Liputan6.com, New Haven - Wanita dan bidang sains tidak selalu sejalan. Seperti di bidang lainnya yang didominasi kaum pria, wanita dalam sains kerap tidak diakui prestasinya, atau didorong untuk 'kembali ke tempat' --Jadi ibu rumah tangga atau bekerja di pekerjaan 'perempuan'.
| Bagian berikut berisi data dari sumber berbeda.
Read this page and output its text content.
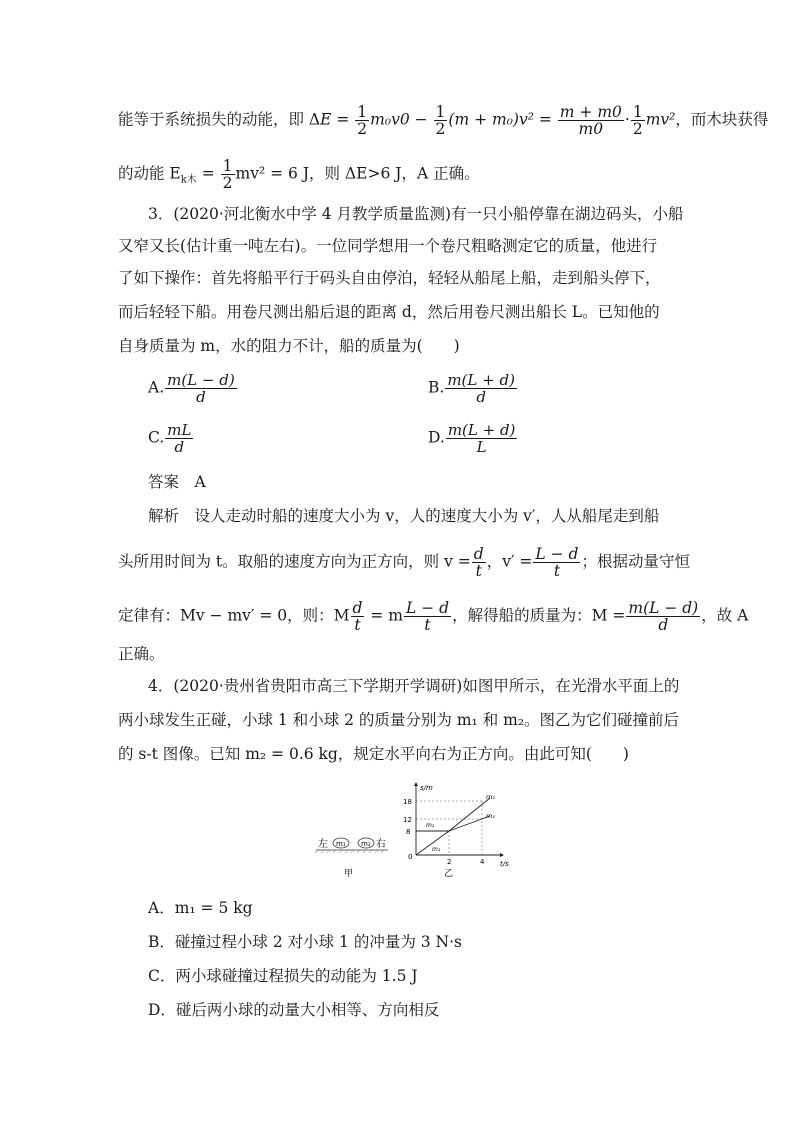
能等于系统损失的动能，即 $\Delta E = \frac{1}{2} m_0v0 - \frac{1}{2} (m + m_0)v^2 = \frac{m + m0}{m0} \cdot \frac{1}{2} mv^2$，而木块获得
的动能 $E_{k木} = \frac{1}{2} mv^2 = 6$ J，则 ΔE>6 J，A 正确。
3．(2020·河北衡水中学 4 月教学质量监测)有一只小船停靠在湖边码头，小船
又窄又长(估计重一吨左右)。一位同学想用一个卷尺粗略测定它的质量，他进行
了如下操作：首先将船平行于码头自由停泊，轻轻从船尾上船，走到船头停下，
而后轻轻下船。用卷尺测出船后退的距离 d，然后用卷尺测出船长 L。已知他的
自身质量为 m，水的阻力不计，船的质量为(　　)
A. $\frac{m(L - d)}{d}$	B. $\frac{m(L + d)}{d}$
C. $\frac{mL}{d}$	D. $\frac{m(L + d)}{L}$
答案　 A
解析　 设人走动时船的速度大小为 v，人的速度大小为 v′，人从船尾走到船
头所用时间为 t。取船的速度方向为正方向，则 $v = \frac{d}{t}$ ，$v' = \frac{L - d}{t}$ ；根据动量守恒
定律有：Mv − mv′ = 0，则：M $\frac{d}{t} = m \frac{L - d}{t}$ ，解得船的质量为：$M = \frac{m(L - d)}{d}$ ，故 A
正确。
4．(2020·贵州省贵阳市高三下学期开学调研)如图甲所示，在光滑水平面上的
两小球发生正碰，小球 1 和小球 2 的质量分别为 m₁ 和 m₂。图乙为它们碰撞前后
的 s-t 图像。已知 m₂ = 0.6 kg，规定水平向右为正方向。由此可知(　　)
左 m₁ m₂ 右
甲
s/m
t/s
18
12
8
0
2	4
m₂
m₁
m₂
m₁
乙
A．m₁ = 5 kg
B．碰撞过程小球 2 对小球 1 的冲量为 3 N·s
C．两小球碰撞过程损失的动能为 1.5 J
D．碰后两小球的动量大小相等、方向相反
Sebuah studi dari Yale membuktikan, ahli fisika, ahli kimia, dan biologis cenderung melihat ilmuwan pria lebih handal dari wanitanya, walau kedua individu berbeda gender memiliki kualifikasi yang sama. Studi tersebut melibatkan portfolio buatan yang menunjukkan prestasi yang sama dari dua pelamar. Pria dan wanita.
Baca Juga
Terbukti, profesor dari enam institusi riset mayor, secara signifikan lebih yakin untuk merekrut para pria. Jika ada wanita yang diterima, rata-rata mereka mendapat bayaran lebih kecil $4000 (setara Rp 54 juta) dibanding kaum prianya.
Advertisement
Baru tahun ini, Tim Hunt, pemenang piala Nobel mengungkapkan bahwa kaum wanita dalam sains akan menjadi masalah 'distraksi'. Pernyataan yang mengundang para wanita pekerja sains beramai- ramai menyanggahnya dengan memperlihatkan foto-foto mereka saat bekerja. Dikutip dari BBC, walau Hunt mengaku ia hanya 'main-main', ini hanya mengungkap kebenaran, bahwa kaum wanita yang ingin mengejar karir di bidang sains kerap dipatahkan semangatnya.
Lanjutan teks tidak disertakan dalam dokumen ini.